Встреча с неведомым (дилогия)

22
18
20
22
24
26
28
30

— Раз надо, значит, надо! — сказал он, как обычно.

Мы вылетели поутру.

Профессор сидел рядом с Ермаком Сафоновым в застекленной с трех сторон кабине. Я пристроился сзади.

Безмятежно сияло небо, светло-синее, почти фиалкового цвета. Но порывистый ветер бросал вертолет из стороны в сторону. Лопасти, словно гигантские усы, мелькали в воздухе, увлекая наш красный вертолет все выше. Под нами ослепительно сверкали льды. Я задумался. Не остаться ли мне еще на год в Антарктиде? Я уже приноровился к ее суровому климату. Довел бы до конца свои наблюдения. Если бы я остался еще на год, диссертация была бы обеспечена. Но если уедут Черкасов, Сафонов, Мальшет… пожалуй, не захочется здесь оставаться. С ними бы я остался без колебаний.

Вертолет осторожно снижался, замедляя скорость, и я отогнал эти мысли. Угрожающе ощерились острые гребни гор. Я заметил, что Ермак тоже смотрит вниз.

Это и были те самые горы, еще не исследованные, не нанесенные на карту. Нагромождение каменных глыб, валунов, льда. Скалы вздымались как башни, среди них мелькали реликтовые озера, зеленые и синие. Между полосатыми скалами таяли узкие ледники, и сотни ручейков вливались в озера.

Сафонов напряженно всматривался, ища место для приземления. Но прошло более часа, пока он начал осторожно спускаться.

Ветер пытался бросить вертолет о скалы, но, не коснувшись каменных стен, Ермак каким-то чудом уводит машину от смертельного прикосновения.

Я невольно съежился: места действительно неприступные даже для вертолета. Мне показалось, что мы целый час спускались в этот каменный провал.

Приземлились на пятачке. Еще не остановились лопасти, а мы уже выскочили из вертолета.

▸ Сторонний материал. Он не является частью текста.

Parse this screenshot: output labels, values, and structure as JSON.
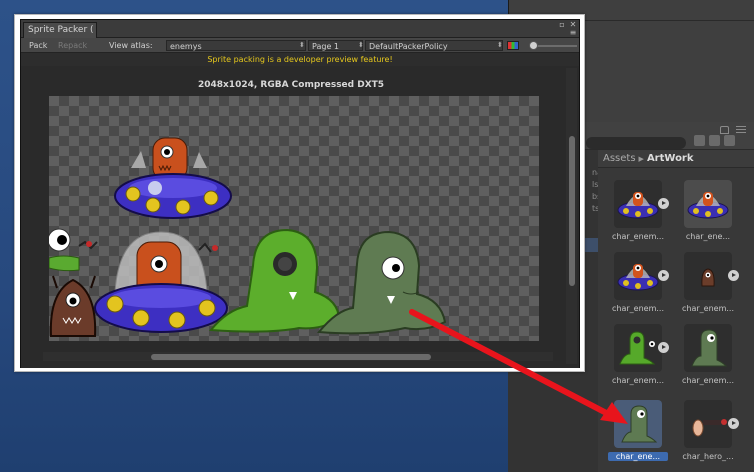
{
  "sprite_packer": {
    "tab_title": "Sprite Packer (",
    "toolbar": {
      "pack_label": "Pack",
      "repack_label": "Repack",
      "view_atlas_label": "View atlas:",
      "atlas_value": "enemys",
      "page_value": "Page 1",
      "policy_value": "DefaultPackerPolicy"
    },
    "notice": "Sprite packing is a developer preview feature!",
    "atlas_info": "2048x1024, RGBA Compressed DXT5"
  },
  "project": {
    "breadcrumb_root": "Assets",
    "breadcrumb_current": "ArtWork",
    "side_fragments": [
      "nal",
      "ls",
      "bs",
      "ts"
    ],
    "assets": [
      {
        "label": "char_enem...",
        "selected": false,
        "has_play": true,
        "icon": "ufo-monster-icon"
      },
      {
        "label": "char_ene...",
        "selected": false,
        "has_play": false,
        "icon": "ufo-monster-icon"
      },
      {
        "label": "char_enem...",
        "selected": false,
        "has_play": true,
        "icon": "ufo-monster-icon"
      },
      {
        "label": "char_enem...",
        "selected": false,
        "has_play": true,
        "icon": "brown-monster-icon"
      },
      {
        "label": "char_enem...",
        "selected": false,
        "has_play": true,
        "icon": "green-slime-icon"
      },
      {
        "label": "char_enem...",
        "selected": false,
        "has_play": false,
        "icon": "dark-slime-icon"
      },
      {
        "label": "char_ene...",
        "selected": true,
        "has_play": false,
        "icon": "dark-slime-icon"
      },
      {
        "label": "char_hero_...",
        "selected": false,
        "has_play": true,
        "icon": "hero-arm-icon"
      }
    ]
  },
  "colors": {
    "notice_yellow": "#e6c81d",
    "arrow_red": "#e8141c",
    "selection_blue": "#3d6bb0"
  }
}
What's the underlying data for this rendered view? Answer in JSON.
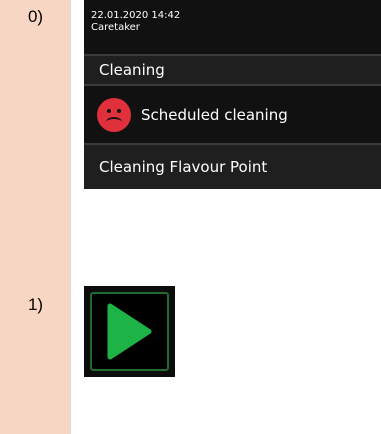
{
  "steps": [
    {
      "label": "0)"
    },
    {
      "label": "1)"
    }
  ],
  "screen": {
    "timestamp": "22.01.2020 14:42",
    "user": "Caretaker",
    "title": "Cleaning",
    "scheduled_label": "Scheduled cleaning",
    "scheduled_icon": "sad-face-icon",
    "flavour_label": "Cleaning Flavour Point"
  },
  "play": {
    "icon": "play-icon",
    "color": "#1db347"
  },
  "colors": {
    "step_column": "#f7d7c4",
    "panel_bg": "#111111",
    "row_bg": "#1f1f1f",
    "sad_icon": "#e0303b"
  }
}
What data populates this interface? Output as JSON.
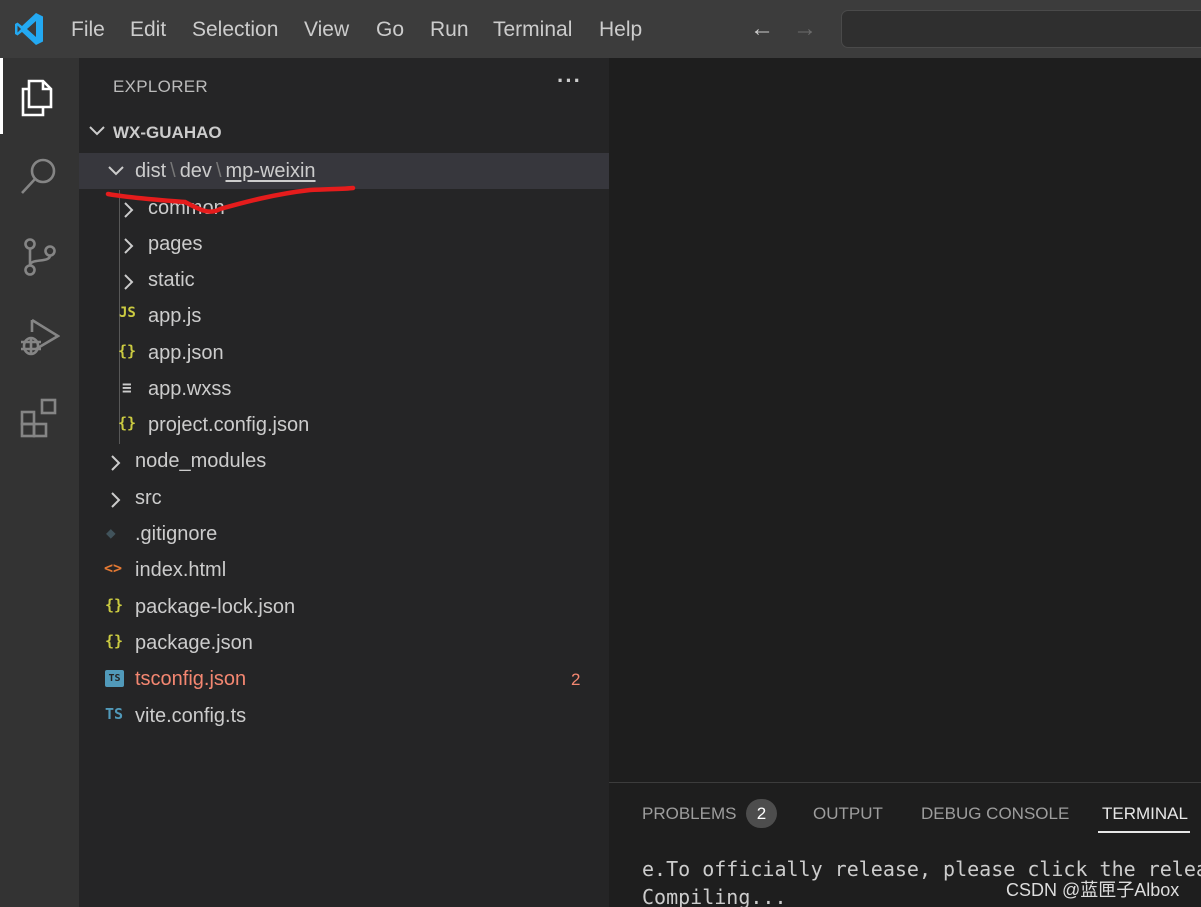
{
  "menu": [
    "File",
    "Edit",
    "Selection",
    "View",
    "Go",
    "Run",
    "Terminal",
    "Help"
  ],
  "navigation": {
    "back_icon": "arrow-left-icon",
    "forward_icon": "arrow-right-icon"
  },
  "activity_bar": [
    "explorer-icon",
    "search-icon",
    "source-control-icon",
    "run-debug-icon",
    "extensions-icon"
  ],
  "sidebar": {
    "title": "EXPLORER",
    "more_actions": "···",
    "workspace": "WX-GUAHAO",
    "compact_folder": {
      "segments": [
        "dist",
        "dev",
        "mp-weixin"
      ],
      "separator": "\\"
    },
    "items": [
      {
        "label": "common",
        "kind": "folder"
      },
      {
        "label": "pages",
        "kind": "folder"
      },
      {
        "label": "static",
        "kind": "folder"
      },
      {
        "label": "app.js",
        "kind": "js",
        "icon_text": "JS"
      },
      {
        "label": "app.json",
        "kind": "json",
        "icon_text": "{}"
      },
      {
        "label": "app.wxss",
        "kind": "css",
        "icon_text": "≡"
      },
      {
        "label": "project.config.json",
        "kind": "json",
        "icon_text": "{}"
      },
      {
        "label": "node_modules",
        "kind": "folder"
      },
      {
        "label": "src",
        "kind": "folder"
      },
      {
        "label": ".gitignore",
        "kind": "git",
        "icon_text": "◆"
      },
      {
        "label": "index.html",
        "kind": "html",
        "icon_text": "<>"
      },
      {
        "label": "package-lock.json",
        "kind": "json",
        "icon_text": "{}"
      },
      {
        "label": "package.json",
        "kind": "json",
        "icon_text": "{}"
      },
      {
        "label": "tsconfig.json",
        "kind": "tsconfig",
        "icon_text": "TS",
        "badge": "2"
      },
      {
        "label": "vite.config.ts",
        "kind": "ts",
        "icon_text": "TS"
      }
    ]
  },
  "panel": {
    "tabs": [
      "PROBLEMS",
      "OUTPUT",
      "DEBUG CONSOLE",
      "TERMINAL"
    ],
    "active_tab": "TERMINAL",
    "problems_count": "2",
    "terminal_lines": [
      "e.To officially release, please click the relea",
      "Compiling..."
    ]
  },
  "watermark": "CSDN @蓝匣子Albox",
  "colors": {
    "accent": "#007acc",
    "annotation_red": "#e51c1c",
    "json_icon": "#cbcb41",
    "js_icon": "#cbcb41",
    "html_icon": "#e37933",
    "ts_icon": "#519aba",
    "error_text": "#f48771"
  }
}
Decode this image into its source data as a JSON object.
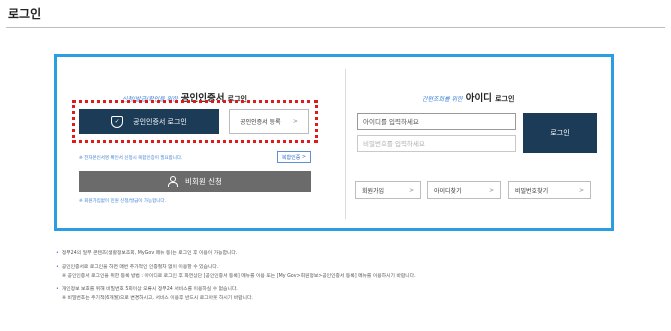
{
  "page": {
    "title": "로그인"
  },
  "cert": {
    "heading_em": "신청/발급/확인을 위한",
    "heading_big": "공인인증서",
    "heading_small": "로그인",
    "login_label": "공인인증서 로그인",
    "register_label": "공인인증서 등록",
    "note": "※ 전자본인서명 확인서 신청시 복합인증이 필요합니다.",
    "joint_label": "복합인증",
    "nonmember_label": "비회원 신청",
    "nonmember_note": "※ 회원가입없이 민원 신청/발급이 가능합니다."
  },
  "id_login": {
    "heading_em": "간편조회를 위한",
    "heading_big": "아이디",
    "heading_small": "로그인",
    "id_placeholder": "아이디를 입력하세요",
    "pw_placeholder": "비밀번호를 입력하세요",
    "login_label": "로그인",
    "signup_label": "회원가입",
    "find_id_label": "아이디찾기",
    "find_pw_label": "비밀번호찾기"
  },
  "info": [
    "정부24의 일부 콘텐츠(생활정보조회, MyGov 메뉴 등)는 로그인 후 이용이 가능합니다.",
    "공인인증서로 로그인을 하면 매번 추가적인 인증절차 없이 이용할 수 있습니다.",
    "※ 공인인증서 로그인을 위한 등록 방법 : 아이디로 로그인 후 화면상단 [공인인증서 등록] 메뉴를 이용 또는 [My Gov>회원정보>공인인증서 등록] 메뉴를 이용하시기 바랍니다.",
    "개인정보 보호를 위해 비밀번호 5회이상 오류시 정부24 서비스를 이용하실 수 없습니다.",
    "※ 비밀번호는 주기적(6개월)으로 변경하시고, 서비스 이용후 반드시 로그아웃 하시기 바랍니다."
  ],
  "icons": {
    "cert_login": "shield-check-icon",
    "nonmember": "person-icon",
    "chevron": "chevron-right-icon"
  },
  "colors": {
    "accent_border": "#2a9ee0",
    "primary_button": "#1b3b57",
    "highlight_frame": "#e01919",
    "note_text": "#3a7fd5",
    "nonmember_button": "#6b6b6b"
  }
}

До чего безжизненно было вокруг!

Белые слои кварцитов среди черных сланцев. Над ущельем пролетел с воющим криком поморник. Неподалеку валялись останки погибшего буревестника: белые, истрепанные ветром крылья, прикрепленные к скелету.

Ветер завыл, как сирена. Мне вдруг вспомнилось детство и вой сирены на море в туманы и штормы. Сердце невольно сжалось, охваченное дурным предчувствием.

— Чего ты боишься, Александр? — сказал я сам себе. Я взглянул на профессора. Сафонов тоже, улыбаясь, смотрел на него. Черкасов был счастлив, как ребенок, которого одного пустили в игрушечный магазин: ройся сколько хочешь, выбирай! Он был словно опьянен и высоким весенним небом, и солнцем, и, главное, бесконечным разнообразием пород, представших перед нами. Розовые слои гранитов, черных кристаллических сланцев, полосатые мигматиты, темные полоски диабазовых вертикальных жил. Голубоватые зерна кварца и, словно капли крови, кристаллы граната. Белый кварц с золотистыми кубиками железного колчедана и мазками медной зелени. Зеленые гнейсы. Цепочки линз белоснежных мраморов среди розовых дигматитов.

Горы поросли зеленоватым мхом, оранжевыми лишайниками. В камнях гнездились белоснежные буревестники. В пресных озерах, куда стекали прозрачные ледяные ручьи, светились сине-зеленые водоросли. Мелкие, словно воробьи, кочурки парили над скалами. Нет, жизнь здесь была своя, неповторимая, не зависящая от человека…

Мы набрали массу образцов. В вертолет их относил Ермак. Кажется, мы с профессором слишком увлеклись. Настала белая антарктическая ночь — едва заметное потемнение.

— Пора домой, Дмитрий Николаевич! — крикнул я. — Ведь Сафонов никогда не поторопит. А он устал.

— Сейчас, возьму еще вот этот образец.

Он отколол молотком кусок кварцита и с довольным видом положил его в рюкзак. Добрались мы до дома благополучно, но Ермак выглядел очень утомленно и рано ушел спать. Правда, утром он встал рано и до завтрака уже подготовил вертолет.

В этих проклятых каменных ущельях Сафонов показал все свое летное искусство. Вертолет у него прыгал, как блоха. Застывал на высоте, чтобы профессор мог получше разглядеть геологический разрез. Садился в самых недоступных местах.